Coeva all’icona del Pilerio è l’immagine (tempera su tavola) della Madonna col Bambino realizzata da Giovanni da Taranto e conservata nella Chiesa di Santa Maria delle Vergini a Cosenza.
Il velo rosso che dalla testa scende con eleganza sulla spalla sinistra caratterizza il manto della Vergine del Pilerio.
Questo particolare la avvicina alla Madonna del monastero di Kikko a Cipro, detta la Kikkotissa. Verrebbe, dunque, naturale ipotizzare una possibile provenienza dall’area del Mediterraneo.
Entrambe queste piste non vanno escluse, anzi vanno ritenute basilari per la costruzione di questo testo. Cronologicamente, avendo parlato del XIII secolo, precisiamo che ci riferiamo ad un momento che segna una fase di tramonto della pittura bizantina in Italia meridionale fra gli ultimi tempi svevi e la prima età angioina. L’avvento della dinastia angioina determina un isterilimento della tradizione locale che, alla metà del 13° secolo, aveva prodotto, fra le altre cose, l’interessante icona della Madonna del Pilerio, la cui cultura “bizantina” di base mostra delle consonanze con quanto contemporaneamente si andava affermando in Toscana per opera di Giunta Pisano e Coppo di Marcovaldo. Questo elemento va sottolineato perché l’accostamento alla tradizione pittorica “aulica” di Coppo di Marcovaldo evita qualsiasi tipo di banalizzazione dell’opera d’arte qual è la Madonna del Pilerio di Cosenza.

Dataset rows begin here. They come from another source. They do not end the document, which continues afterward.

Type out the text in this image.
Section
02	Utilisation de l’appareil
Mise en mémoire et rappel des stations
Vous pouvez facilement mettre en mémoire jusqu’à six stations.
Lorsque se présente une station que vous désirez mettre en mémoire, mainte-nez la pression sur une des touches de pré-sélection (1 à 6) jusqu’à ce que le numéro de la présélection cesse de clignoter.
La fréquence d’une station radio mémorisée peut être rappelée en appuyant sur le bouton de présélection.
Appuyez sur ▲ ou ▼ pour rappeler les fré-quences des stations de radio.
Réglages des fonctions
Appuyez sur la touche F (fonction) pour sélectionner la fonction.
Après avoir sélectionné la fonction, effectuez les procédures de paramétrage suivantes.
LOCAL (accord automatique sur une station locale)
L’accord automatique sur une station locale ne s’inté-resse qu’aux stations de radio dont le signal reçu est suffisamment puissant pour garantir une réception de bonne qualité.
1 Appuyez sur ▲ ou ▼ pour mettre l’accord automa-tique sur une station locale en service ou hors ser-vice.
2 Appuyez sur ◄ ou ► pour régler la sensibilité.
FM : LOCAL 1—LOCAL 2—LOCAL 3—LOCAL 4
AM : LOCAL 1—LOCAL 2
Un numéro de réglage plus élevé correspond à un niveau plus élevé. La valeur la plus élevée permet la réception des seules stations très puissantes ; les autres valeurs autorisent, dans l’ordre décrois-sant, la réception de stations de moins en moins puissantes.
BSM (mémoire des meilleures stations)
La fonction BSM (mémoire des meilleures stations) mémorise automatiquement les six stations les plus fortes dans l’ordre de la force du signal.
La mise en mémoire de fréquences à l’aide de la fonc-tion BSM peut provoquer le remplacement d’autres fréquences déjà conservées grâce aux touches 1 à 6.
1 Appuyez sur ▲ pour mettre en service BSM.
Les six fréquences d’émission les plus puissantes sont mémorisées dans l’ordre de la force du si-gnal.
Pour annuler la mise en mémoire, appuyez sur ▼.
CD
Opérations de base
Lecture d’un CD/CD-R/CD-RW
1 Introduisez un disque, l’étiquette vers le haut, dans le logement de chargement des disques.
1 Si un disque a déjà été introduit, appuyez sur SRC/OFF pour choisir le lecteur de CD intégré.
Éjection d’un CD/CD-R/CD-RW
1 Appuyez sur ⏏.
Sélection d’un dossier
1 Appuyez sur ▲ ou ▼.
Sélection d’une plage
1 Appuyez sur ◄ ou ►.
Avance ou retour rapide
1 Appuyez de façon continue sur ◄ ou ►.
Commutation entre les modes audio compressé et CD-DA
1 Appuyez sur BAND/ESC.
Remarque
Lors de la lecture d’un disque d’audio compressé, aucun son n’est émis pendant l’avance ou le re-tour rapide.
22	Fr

Come Coppo di Marcovaldo, l’artista che ha scritto l’icona del Duomo cosentino recupera il motivo della Madonna Galaktotrophousa secondo i canoni della tradizione bizantina, ma lo rinnova cercando effetti di più robusto modellato. Egli pone la figura di tre quarti, attribuendogli una gestualità più naturale e, pur conservando lo smaltato cromatismo e gli schemi lineari della pittura bizantina, tenta di sfumare i colori approdando ad un violento chiaroscuro. I panneggi mostrano un andamento spezzato e analogo, ma non si fanno pesanti, sebbene convenzionalmente intessuti dall’ossessivo gioco lineare delle lumeggiature. Un elemento particolarmente degno di nota è un retaggio dell’età classica e della mitologia che ha influenzato in qualche modo l’arte cristiana. Per il tema che stiamo trattando è da tenere conto quanto segue: il culto della Madre e dell’infante era molto diffuso in Egitto. Si rappresenta spesso la dea madre Iside che indossa la corona della Regina del Cielo e tiene Horus sulle ginocchia. Questa immagine ricorda quella della Vergine e del Bambino del mondo cristiano. Nell’arte, si evince senza dubbio la grande somiglianza tra la figura di Iside che allatta Horus e la Madonna con bambino.
Più recentemente, Vittorio Sgarbi, in visita a Cosenza, leggendo l’icona della Madonna del Pilerio, ha proposto un parallelismo con “un dipinto straordinario, lontanissimo da questo di Cosenza, che è la Madonna del Collo Lungo di Parmigianino, che ha alle spalle un pilerio, una colonna che è l’inizio di un tempio che indica l’integrità della colonna intera e che corrisponde all’integrità della Vergine”. Interessante è anche la scultura della Madonna del Pilerio, ma questa è un’altra storia.